I don’t know whether that would be diagnostic or not. All MC’s leak internally a little I expect. The pump-the-pedal test is how I diagnose that problem. If pumping the clutch pedal a few times allows it to shift easily into gear, and not pumping prevents it from going into gear, that’s the clue I use to replace my clutch MC. For me it has always started out hard to get into 1st and R when the problem first shows itself, but eventually becomes hard to get into 2nd, then a few weeks later, 3rd becomes difficult to engage … etc.

Good points. I am experiencing what you did. Hard to get into reverse,
then hard into 1st. It is following the pattern you describe. I’ll pump
it and see what happens.

Thanks for your advise.
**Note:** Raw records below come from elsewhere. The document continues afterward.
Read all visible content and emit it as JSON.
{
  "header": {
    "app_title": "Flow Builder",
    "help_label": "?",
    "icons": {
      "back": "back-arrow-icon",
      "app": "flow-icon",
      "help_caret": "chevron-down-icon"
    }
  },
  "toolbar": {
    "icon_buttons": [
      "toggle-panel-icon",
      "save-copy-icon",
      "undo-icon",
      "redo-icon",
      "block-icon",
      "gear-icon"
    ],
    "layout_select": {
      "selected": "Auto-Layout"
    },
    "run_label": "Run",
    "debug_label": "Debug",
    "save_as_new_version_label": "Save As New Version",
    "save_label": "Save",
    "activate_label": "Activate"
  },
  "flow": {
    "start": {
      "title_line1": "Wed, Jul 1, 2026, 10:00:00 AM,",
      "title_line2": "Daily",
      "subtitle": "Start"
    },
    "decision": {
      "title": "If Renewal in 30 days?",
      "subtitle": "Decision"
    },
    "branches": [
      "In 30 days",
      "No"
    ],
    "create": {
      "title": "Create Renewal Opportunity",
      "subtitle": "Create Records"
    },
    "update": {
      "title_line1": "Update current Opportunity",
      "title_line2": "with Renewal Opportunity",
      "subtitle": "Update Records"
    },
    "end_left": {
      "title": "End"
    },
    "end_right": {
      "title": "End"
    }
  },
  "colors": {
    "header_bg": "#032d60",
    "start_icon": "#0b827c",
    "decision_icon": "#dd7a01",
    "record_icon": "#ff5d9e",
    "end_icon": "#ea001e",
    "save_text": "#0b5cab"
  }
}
It makes sense to me - - I’ll give it a shot.

GeorgeSanJose - - I took the car to a shop and they checked out the master clutch cylinder and could not find any leaks anywhere. They suggest a new clutch and clutch plate at around $750. For that I can live with the problem a little longer.

But – what about the synchro gear? While the truck is rolling, all the gears are moving and it works just great. When it stops, however, getting it into gear R&1) is very hard. Is there a way to check the synchro gear? I hate to replace a clutch and plate and have it turn out to be something else.

Any suggestions?

I doubt that is a synchro problem. Not a common thing to have a synchro problem in 1st or R, due to the slow speed shifting in those gears. 3rd, that’s a synchro problem gear. Suggest to wait on that theory until after you’ve replaced the clutch. When you say they couldn’t find a leak, I presume you understand the type of leak that causes the problem for me anyway is not visible, nothing leaks that you can see. It’s an internal leak inside the clutch master cylinder.

They seemed to say (and I’ll make sure when I pick it up today) that they
were checking for external leaks although, when I left it I talked about

If you don’t think it is the synchro and (if it is not the an internal leak
in the master) then does that leave the clutch because there is nothing
else left to cause the problem.

At $750 for the clutch I tend to think replacing the master might make
sense if your choice of two unknowns are a cheap one or an expensive one.

As a diy’er I’d replace the clutch master before considering replacing the clutch with your symptoms. I can’t speak to your Ranger but replacing the clutch master cyl on my Corolla is maybe a 2 hour job, parts cost is less than $50. Not much to lose going that route in other words. Also you’ll be sure the clutch hydraulics are properly bled, as that is part of the job. Worse case, you’ll still have to replace the clutch, and probably they’d replace the slave at the same time, and then you’ll also have a new master, slave, and clutch and be good to go for a long time. Best of luck.

This is probably obvious, but before doing anything, be sure to check the clutch pedal free play is correct.

Thanks, George, I’ll give what you say a shot. Even if it turns out not to
be the master then, as you say, I have change out a 20 year old one for a
new one. I plan on keeping the truck for a long time. It fits the garage
with some walking room, carries the amount of fire wood I need, and the
rack for the kayaks fits perfectly (not to mention the 20 mpg I get in

Again, thanks for your help. I’ll let you know how it comes out.

If you’re going to diy, I found the following tool very helpful for that job on my Corolla. The clutch MC is in an awkward to reach corner, and tightening and reaching the fasteners and the hydraulic line connections can be pretty frustrating.

To get add’l working space, I had to loosen and shift the brake booster away from the clutch MC a little as I recall.

George, thanks for the information but DYI is going to have to include a
carpool buddy and I need to talk to him. I am now retired but he is still
working but probably the nicest (most helpful) guy you could meet. Spends
much of his free time helping down and out folks.

Most likely I’ll just pay somebody to do it.